Plain English cybersecurity advice in 3 articles, 2 statistics and 1 action.
This week: The vast majority of large firms suffer because of cyber breaches in their supply chain, and yet the majority do not know what to ask their suppliers about cybersecurity. How Google and Microsoft are helping us all to be more cyber secure. And how 55 billion attacks are pointless because of one security measure.
This week’s action: Keep privileged accounts for special occasions
>>>>> THREE ARTICLES <<<<<
1: 97% of large firms have been impacted by cyber security breaches in their supply chain
“Cyber security breaches that occurred in the supply chain have negatively impacted 97% of firms in the past 12 months”, according to a survey of 1,200 CIOs and CISOs working in organisations with more than 1,000 employees.
How could these executives allow their firms to be impacted by their suppliers?
It’s inevitable when “the number of organizations [with] a supply chain of over 1,000 companies more than doubled from 14% in 2020 to 31% in 2021”.
2: Executives expect software vendors to secure their code, but they are not asking them to prove it
In a survey of 193 IT executives, 96% believed “software providers should be required to guarantee the integrity of the code in their software updates”.
This consensus is strengthened by recent global cyber attacks that succeeded when cybercriminals infected the code of software used by large numbers of businesses.

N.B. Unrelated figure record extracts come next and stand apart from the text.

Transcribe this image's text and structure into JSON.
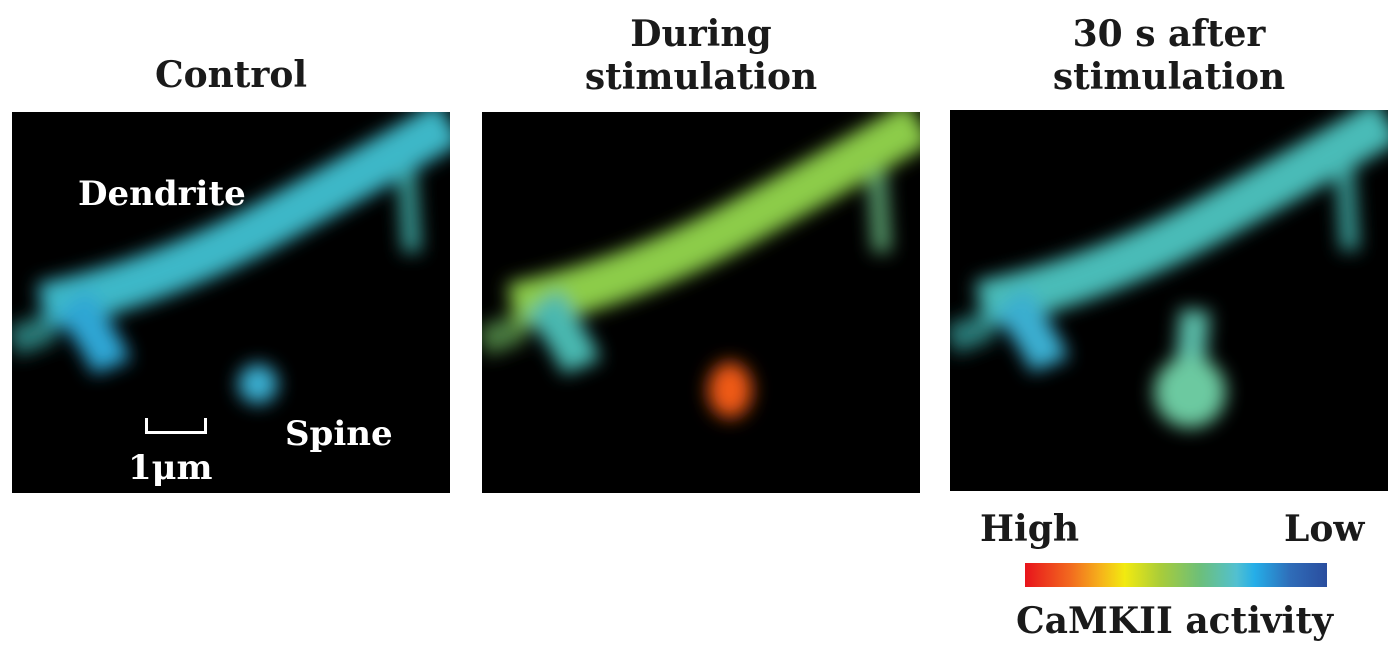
{
  "panels": [
    {
      "title_lines": [
        "Control"
      ],
      "spine_color": "#3aaed0"
    },
    {
      "title_lines": [
        "During",
        "stimulation"
      ],
      "spine_color": "#f05a18"
    },
    {
      "title_lines": [
        "30 s after",
        "stimulation"
      ],
      "spine_color": "#6cc9a0"
    }
  ],
  "annotations": {
    "dendrite": "Dendrite",
    "spine": "Spine",
    "scale": "1μm"
  },
  "colorbar": {
    "high": "High",
    "low": "Low",
    "label": "CaMKII activity",
    "colors": [
      "#e8141c",
      "#f6b21b",
      "#f2ea10",
      "#a8cc3a",
      "#52c0d0",
      "#25aee8",
      "#2a4d9e"
    ]
  },
  "colors": {
    "control_dendrite": "#3db8c8",
    "during_dendrite": "#8ccc48",
    "after_dendrite": "#48bcb8"
  }
}
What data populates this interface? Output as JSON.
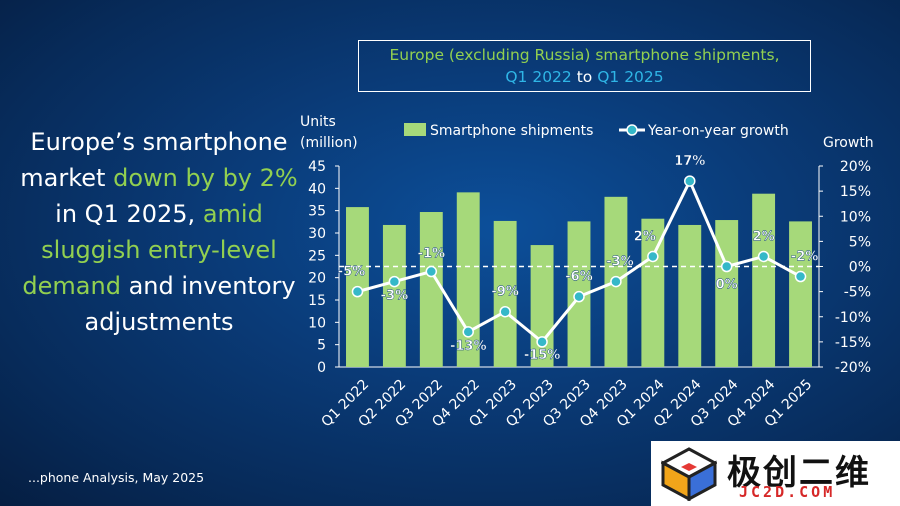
{
  "headline": {
    "p1": "Europe’s smartphone market ",
    "p2": "down by by 2%",
    "p3": " in Q1 2025, ",
    "p4": "amid sluggish entry-level demand",
    "p5": " and inventory adjustments"
  },
  "title": {
    "t1": "Europe (excluding Russia) smartphone shipments,",
    "t2": "Q1 2022",
    "t3": " to ",
    "t4": "Q1 2025"
  },
  "source": "...phone Analysis, May 2025",
  "logo": {
    "name": "极创二维",
    "url": "JC2D.COM"
  },
  "colors": {
    "bar": "#a6d97a",
    "line": "#ffffff",
    "marker": "#35b8c8",
    "hl_green": "#92d050",
    "hl_cyan": "#2fb5e6"
  },
  "chart_data": {
    "type": "bar",
    "categories": [
      "Q1 2022",
      "Q2 2022",
      "Q3 2022",
      "Q4 2022",
      "Q1 2023",
      "Q2 2023",
      "Q3 2023",
      "Q4 2023",
      "Q1 2024",
      "Q2 2024",
      "Q3 2024",
      "Q4 2024",
      "Q1 2025"
    ],
    "series": [
      {
        "name": "Smartphone shipments",
        "type": "bar",
        "axis": "left",
        "values": [
          35.8,
          31.8,
          34.7,
          39.1,
          32.7,
          27.3,
          32.6,
          38.1,
          33.2,
          31.8,
          32.9,
          38.8,
          32.6
        ]
      },
      {
        "name": "Year-on-year growth",
        "type": "line",
        "axis": "right",
        "values": [
          -5,
          -3,
          -1,
          -13,
          -9,
          -15,
          -6,
          -3,
          2,
          17,
          0,
          2,
          -2
        ],
        "labels": [
          "-5%",
          "-3%",
          "-1%",
          "-13%",
          "-9%",
          "-15%",
          "-6%",
          "-3%",
          "2%",
          "17%",
          "0%",
          "2%",
          "-2%"
        ]
      }
    ],
    "y_left": {
      "label_1": "Units",
      "label_2": "(million)",
      "ylim": [
        0,
        45
      ],
      "ticks": [
        "0",
        "5",
        "10",
        "15",
        "20",
        "25",
        "30",
        "35",
        "40",
        "45"
      ]
    },
    "y_right": {
      "label": "Growth",
      "ylim": [
        -20,
        20
      ],
      "ticks": [
        "-20%",
        "-15%",
        "-10%",
        "-5%",
        "0%",
        "5%",
        "10%",
        "15%",
        "20%"
      ]
    },
    "legend": {
      "position": "top"
    },
    "grid": false
  }
}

Why attack one business at a time when you can attack one software provider that could open the door to thousands of businesses.
Despite this consensus, “the survey results show that [organisations] are not taking action that will drive change” and that “69% of executives say their company has not increased the number of questions they are asking software providers about the processes used to assure the security of their software and verify code.”
The article goes on to describe 15 controls that Venafi and other industry partners regard as critical security measures for software developers, and critical questions that businesses relying on these providers should ask.
3: Microsoft reminds us of the simple things we can do to prevent the majority of attacks
“We can’t afford to treat technology and cyber risk as something separate [..] that IT and security teams are left to manage on their own [..] Pleasingly, achieving sufficient cyber hygiene to rebuff the overwhelming majority of cyberattacks doesn’t require sophisticated technology or a highly skilled security department.”
Microsoft goes on to recommend 5 simple security measures, including multi-factor authentication, restricted use of administrator accounts, and keep software up to date.
>>>>> TWO STATISTICS <<<<<
1: 150 million
150 million people will benefit from Google’s decision to turn on two-factor authentication by default later this year.
“We know that having a second form of authentication dramatically decreases an attacker’s chance of gaining access to an account [..] By the end of 2021, we plan to auto-enrol an additional 150 million Google users [into two-factor authentication]”
2: 55 billion
There were “55 billion new attempts at brute-force password-guessing attacks between May and August 2021 alone”, according to research by security company, ESET. The most popular attacks focused on RDP services that are used by staff to gain remote access to their employer’s IT systems.
Assuming two-factor authentication (2FA) is in use on these remote access systems, none of these 55 billion attacks would be sufficient to enable the cybercriminal to gain access to a company’s systems.
>>>>> ONE ACTION <<<<<
1: Keep privileged accounts for special occasions
Building on one of Microsoft’s recommendations, many malware infections will fail to cause significant damage if the account in use on the device is not a “privileged account”.
In plain English, a privileged account is an account that allows you to make changes to your IT system or device – e.g. change configuration settings; install applications etc. In simple terms, if you are able to install software on your Windows laptop, you are using a privileged account. If this is the only account that you use to log in to your laptop, a ransomware infection will thrive on your device.
Switch your everyday use to a “standard account” – An account that has limited privileges. If / when you need to make changes, you can enter the credentials of a separate privilege account.